The Operational Business Suit (OBS) system procured two years ago, was to enhance service delivery to customers in all the trust’s 50 branches across the country.

However, concerns had been raised about the cost of the project considering the meager pensions paid the trust’s contributors.

Commenting on the development Wednesday on Morning Starr, a Technology Expert Maximus Ametorgor said the amount involved is “ridiculous.”

“…What exactly does the software do? If we invest 10 percent of that money in a local software developer [he/she] could have developed a similar or better system,” he argued.

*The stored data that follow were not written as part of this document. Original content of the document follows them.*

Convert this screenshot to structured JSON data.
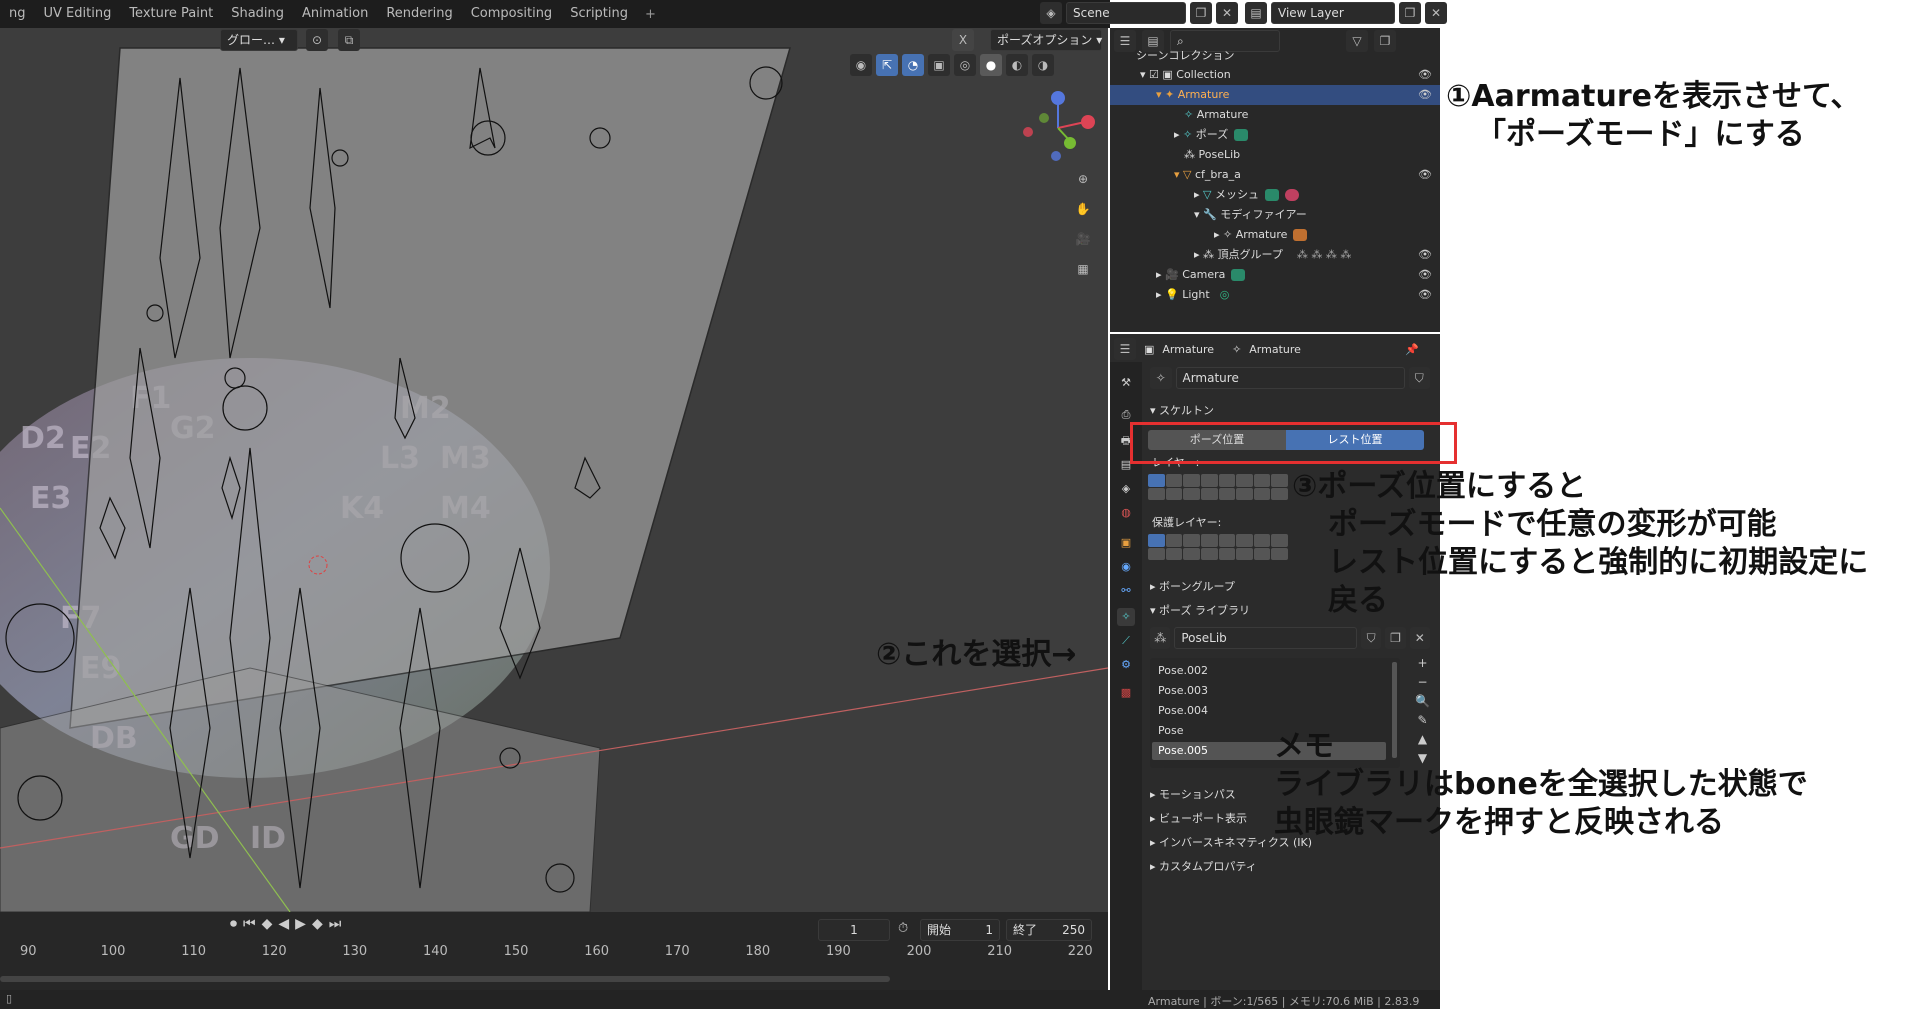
{
  "workspace_tabs": [
    "ng",
    "UV Editing",
    "Texture Paint",
    "Shading",
    "Animation",
    "Rendering",
    "Compositing",
    "Scripting"
  ],
  "scene": {
    "scene_name": "Scene",
    "view_layer": "View Layer"
  },
  "viewport": {
    "transform_orientation": "グロー…",
    "pose_options": "ポーズオプション",
    "gizmo_axes": [
      "Z",
      "Y",
      "X"
    ]
  },
  "timeline": {
    "current_frame": "1",
    "start_label": "開始",
    "start": "1",
    "end_label": "終了",
    "end": "250",
    "ruler": [
      "90",
      "100",
      "110",
      "120",
      "130",
      "140",
      "150",
      "160",
      "170",
      "180",
      "190",
      "200",
      "210",
      "220"
    ]
  },
  "outliner": {
    "scene_collection": "シーンコレクション",
    "items": [
      {
        "label": "Collection",
        "name": "collection"
      },
      {
        "label": "Armature",
        "name": "armature-object"
      },
      {
        "label": "Armature",
        "name": "armature-data"
      },
      {
        "label": "ポーズ",
        "name": "pose"
      },
      {
        "label": "PoseLib",
        "name": "poselib"
      },
      {
        "label": "cf_bra_a",
        "name": "cf-bra-a"
      },
      {
        "label": "メッシュ",
        "name": "mesh"
      },
      {
        "label": "モディファイアー",
        "name": "modifiers"
      },
      {
        "label": "Armature",
        "name": "armature-modifier"
      },
      {
        "label": "頂点グループ",
        "name": "vertex-groups"
      },
      {
        "label": "Camera",
        "name": "camera"
      },
      {
        "label": "Light",
        "name": "light"
      }
    ]
  },
  "properties": {
    "breadcrumb": [
      "Armature",
      "Armature"
    ],
    "datablock": "Armature",
    "skeleton_panel": "スケルトン",
    "pose_position": "ポーズ位置",
    "rest_position": "レスト位置",
    "layers_label": "レイヤー:",
    "protected_layers_label": "保護レイヤー:",
    "bone_groups": "ボーングループ",
    "pose_library": "ポーズ ライブラリ",
    "poselib_name": "PoseLib",
    "poses": [
      "Pose.002",
      "Pose.003",
      "Pose.004",
      "Pose",
      "Pose.005"
    ],
    "selected_pose": "Pose.005",
    "collapsed_panels": [
      "モーションパス",
      "ビューポート表示",
      "インバースキネマティクス (IK)",
      "カスタムプロパティ"
    ]
  },
  "status_bar": "Armature | ボーン:1/565 | メモリ:70.6 MiB | 2.83.9",
  "annotations": {
    "note1_line1": "①Aarmatureを表示させて、",
    "note1_line2": "「ポーズモード」にする",
    "note2": "②これを選択→",
    "note3_line1": "③ポーズ位置にすると",
    "note3_line2": "ポーズモードで任意の変形が可能",
    "note3_line3": "レスト位置にすると強制的に初期設定に",
    "note3_line4": "戻る",
    "memo_title": "メモ",
    "memo_line1": "ライブラリはboneを全選択した状態で",
    "memo_line2": "虫眼鏡マークを押すと反映される"
  },
  "colors": {
    "selection": "#334d80",
    "active_button": "#4772b3",
    "annotation_box": "#e53030",
    "text_dark": "#111111"
  }
}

According to him, for an institution like the SSNIT, the OBS system should not have exceeded $200.000.00 but “if you are mentioning a million even to $66million it is ridiculous.”

Also, the co-founder of Mpedigree who is also the vice president of IMANI Selorm Brantie weighed in on the amount saying it should not have caused more than $15million.

He said the pension scheme could have engaged the services of a local company to cut down cost.

“There are enough companies in this country with expertise to deploy all of these things without having to bring in all these anonymous foreign entities that come and run our systems for us. There is enough expertise locally.

“When there is a track record of Ghanaian companies that have gone on and deployed large systems handling millions of specific data in different countries…I don’t see why we always have to go and bring some kind of foreign system to come and deploy locally when there are people locally who can do this for a quarter the price some of these other people offer,” he told Morning Starr host Francis Abban.

The trust, however, defended the cost of the project. According to its Acting Corporate Affairs Manager Victoria Abaidoo, the system was acquired after thoroughly exhausting the entire procurement process.

“…The usual thing SSNIT will do is to go through the procurement process. So, they went through the procurement process to get the vendors to also make the entire system for the trust,” she explained on Morning Starr Wednesday.